Die chemische (Ester, Alkohol) und physikalische (wässrige oder kristalline Lösungen) Form von GK im allgemeinen beeinflusst deren Ausscheidungsdauer wesentlich (Hogger 2003a). Siehe auch unter Chemie - Glukokortikoidester.
 

Eliminationshalbwertszeiten

In Abhängigkeit des verwendeten GK sowie der behandelten Spezies bestehen Unterschiede bezüglich der Eliminationshalbwertszeiten. Diese sind verursacht durch Unterschiede in der Bindung an die verschiedenen Blutproteine und in der Metabolisierung (Lutz 1988a). Das Rind weist beispielsweise die längste Halbwertszeit für Dexamethson auf. Allgemein sind Eliminationshalbwertszeiten am längsten bei fluorierten GK (Dexamethson, Betamethason, Triamcinolon, Flumethason) mit Werten bis zu mehr als 6 Stunden. Diese Tatsache hat v.a. bezüglich Rückstandsproblematik in der Veterinärmedizin besondere Bedeutung (Ungemach 2003a).
 

Plasmaproteinbindung

Die Plasmaproteinbindung von endogenem Cortisol an das Kortikosteroid-bindende Globulin (CBG) (Alexander 1998a), auch Transcortin genannt (Kietzmann 2002a), wird mit 80% (Carpenter 1982a), über 90% (Ferguson 2001a; Hammond 1990a), bzw. 95% angegeben (Zimmer 1980a). Bei den meisten Haustieren liegt der gebundene Anteil von Cortisol im Bereich von 67 - 87% (Gayrard 1996a).
 
Unter physiologischen Bedingungen ist 68% des im Plasma zirkulierenden CBG's frei von Cortisol und dessen Cortisolbindungskapazität ist bei den meisten Haussäugetieren dreimal höher als die effektiven Plasmacortisolspiegel (Gayrard 1996a).
 
Das gebundene Steroid ist biologisch inaktiv, da eine Diffusion in die Zelle und folglich eine Bindung an den zytoplasmatischen GR verunmöglicht wird (Hogger 2003a; Irvine 1994a). Somit reguliert die Bindungsaffinität und Kapazität dieses Transportproteins entscheidend die Bioverfügbarkeit des Cortisols (Alexander 1998a).

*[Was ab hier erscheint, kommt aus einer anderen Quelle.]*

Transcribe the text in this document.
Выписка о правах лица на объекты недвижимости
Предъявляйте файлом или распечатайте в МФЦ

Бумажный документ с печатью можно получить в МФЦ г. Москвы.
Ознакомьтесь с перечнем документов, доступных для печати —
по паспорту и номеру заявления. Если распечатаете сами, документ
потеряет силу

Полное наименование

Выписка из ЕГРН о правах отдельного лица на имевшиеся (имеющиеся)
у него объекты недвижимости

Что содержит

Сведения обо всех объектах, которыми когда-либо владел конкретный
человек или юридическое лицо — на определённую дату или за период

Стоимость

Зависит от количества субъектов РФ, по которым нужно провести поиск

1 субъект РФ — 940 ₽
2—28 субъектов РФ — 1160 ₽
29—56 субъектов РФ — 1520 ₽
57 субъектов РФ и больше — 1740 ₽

Ungefähr 7 - 19% des endogenen Cortisols sind locker an Albumin gebunden und weitere 6 - 14% sind ungebunden und biologisch aktiv (Manin 1982a; Irvine 1994a; Gayrard 1996a).
 
Beim Fohlen wird am Ende der Trächtigkeit im Plasma eine steigende ACTH- und Cortisolkonzentration bei einer gleichzeitigen Abnahme der Cortisolbindungskapazität gemessen. Dies wiederum führt zu einer überdurchschnittlich hohen Konzentration an freiem Cortisol (Cudd 1995a).
 

Plasmaproteinbindung der synthetischen Glukokortikoide

Während Hydrocortison mit hoher Affinität vorwiegend an Transcortin gebunden wird, binden die synthetischen GK fast auschliesslich an Albumin, welches eine hohe Transportkapazität, aber eine niedrige Affinität aufweist (Hogger 2003a; Kietzmann 2002a).